Because he believes that listening to the radio has given U. S. children sophisticated musical tastes, Songwriter Caesar last winter set out to provide modern words and music for classroom songs. Irving Caesar has no dependents except his mother and a dog (see cut), but he was brought into the world on Manhattan's lower East Side with the help of a nurse from the Henry Street Settlement, and knows the hazards city life presents to the young. Deploring the fact that for generations musicians have been writing down to the young, he wrote 21 songs, for which Composer Marks did 21 tunes, which are mature, rhythmic yet easily singable, easily playable by teacher or parent.
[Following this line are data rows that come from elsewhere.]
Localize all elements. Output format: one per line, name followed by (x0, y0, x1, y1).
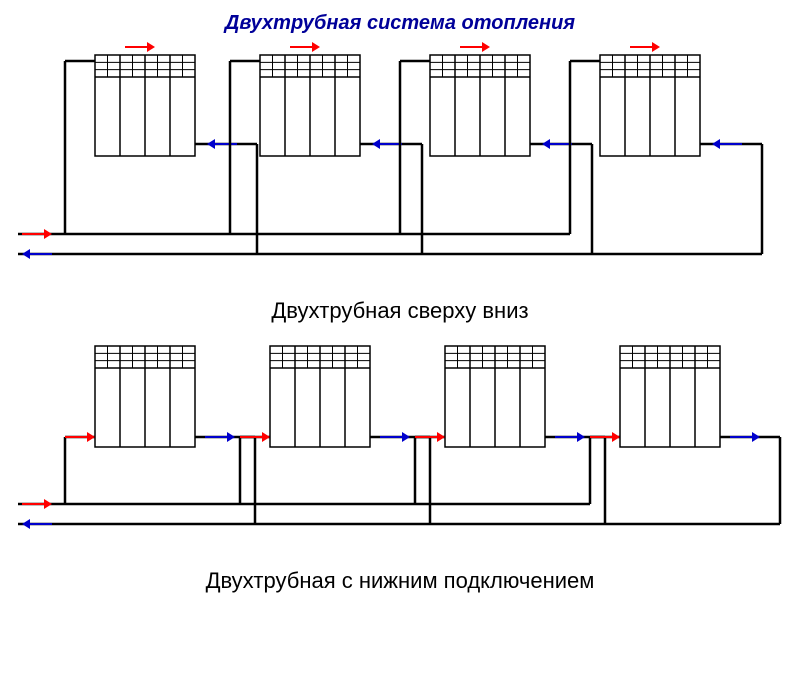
diagram-bottom-connection (0, 334, 800, 564)
caption-bottom: Двухтрубная с нижним подключением (0, 568, 800, 594)
diagram-top-down (0, 39, 800, 294)
caption-top: Двухтрубная сверху вниз (0, 298, 800, 324)
main-title: Двухтрубная система отопления (0, 0, 800, 39)
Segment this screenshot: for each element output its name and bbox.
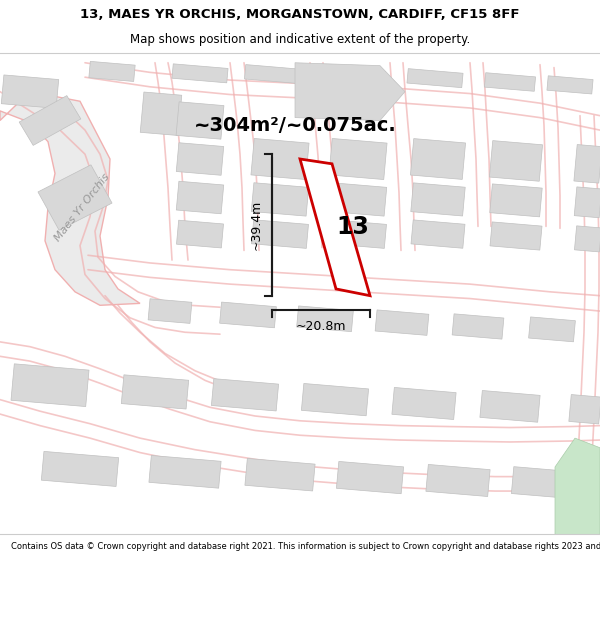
Text: Contains OS data © Crown copyright and database right 2021. This information is : Contains OS data © Crown copyright and d… (11, 542, 600, 551)
Polygon shape (490, 222, 542, 250)
Polygon shape (172, 64, 228, 83)
Polygon shape (574, 187, 600, 218)
Polygon shape (484, 72, 536, 91)
Polygon shape (300, 159, 370, 296)
Text: Maes Yr Orchis: Maes Yr Orchis (53, 171, 112, 243)
Polygon shape (176, 102, 224, 139)
Polygon shape (251, 139, 309, 179)
Polygon shape (176, 181, 224, 214)
Polygon shape (244, 64, 305, 84)
Polygon shape (148, 299, 192, 323)
Polygon shape (1, 75, 59, 108)
Polygon shape (38, 165, 112, 230)
Polygon shape (11, 364, 89, 406)
Polygon shape (176, 220, 224, 248)
Polygon shape (329, 182, 387, 216)
Polygon shape (89, 61, 135, 81)
Text: ~39.4m: ~39.4m (250, 200, 263, 250)
Polygon shape (337, 461, 404, 494)
Polygon shape (19, 96, 81, 146)
Text: ~304m²/~0.075ac.: ~304m²/~0.075ac. (194, 116, 397, 135)
Polygon shape (574, 226, 600, 252)
Polygon shape (480, 391, 540, 422)
Polygon shape (490, 184, 542, 217)
Polygon shape (41, 451, 119, 486)
Polygon shape (121, 375, 188, 409)
Polygon shape (452, 314, 504, 339)
Polygon shape (301, 384, 368, 416)
Polygon shape (511, 467, 569, 498)
Polygon shape (375, 310, 429, 336)
Polygon shape (220, 302, 277, 328)
Polygon shape (569, 394, 600, 424)
Polygon shape (140, 92, 182, 136)
Text: 13: 13 (336, 215, 369, 239)
Polygon shape (329, 220, 386, 248)
Polygon shape (245, 458, 315, 491)
Text: ~20.8m: ~20.8m (296, 320, 346, 332)
Polygon shape (410, 139, 466, 179)
Polygon shape (411, 183, 465, 216)
Polygon shape (251, 220, 308, 248)
Polygon shape (426, 464, 490, 496)
Polygon shape (555, 438, 600, 534)
Polygon shape (0, 92, 140, 305)
Polygon shape (574, 144, 600, 183)
Polygon shape (295, 62, 405, 121)
Polygon shape (176, 142, 224, 175)
Text: 13, MAES YR ORCHIS, MORGANSTOWN, CARDIFF, CF15 8FF: 13, MAES YR ORCHIS, MORGANSTOWN, CARDIFF… (80, 8, 520, 21)
Polygon shape (411, 220, 465, 248)
Polygon shape (251, 182, 309, 216)
Polygon shape (407, 69, 463, 88)
Polygon shape (529, 317, 575, 342)
Text: Map shows position and indicative extent of the property.: Map shows position and indicative extent… (130, 33, 470, 46)
Polygon shape (490, 141, 542, 181)
Polygon shape (392, 388, 456, 419)
Polygon shape (547, 76, 593, 94)
Polygon shape (149, 456, 221, 488)
Polygon shape (296, 306, 353, 332)
Polygon shape (329, 139, 387, 179)
Polygon shape (325, 66, 386, 86)
Polygon shape (211, 379, 278, 411)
The collection is to be published as Sing a Song of Safety, with illustrations by Rose ("Kew-pies") O'Neill.
Besides their warnings against the dangers of traffic, the Caesar-Marks songs are calculated to inculcate in children respect for law & order (The Policeman, The Fireman and the Postman, Too), practicality (Remember Your Name and Address), fortitude (Never Be Afraid of Anything). Observes Sticks and Stones and Bones:
Throwing stones and sticks and bones,
At poor defenceless animals,
Is not much fun, it's only done
By Savages and Cannibals.
Pop Guns and Rifles, whose caustic harmonies aid in describing the appalling results of the "dangerous joys" of firearms, has already earned the approbation of the American Society for the Prevention of Blindness.
To the Teachers College pedagogs, who showed instant enthusiasm for his songs and will no doubt plug them tirelessly this winter, Mr. Caesar said: "Maybe these songs of safety will get me to Heaven when my hi-de-ho songs would be sure to send me to a hotter region."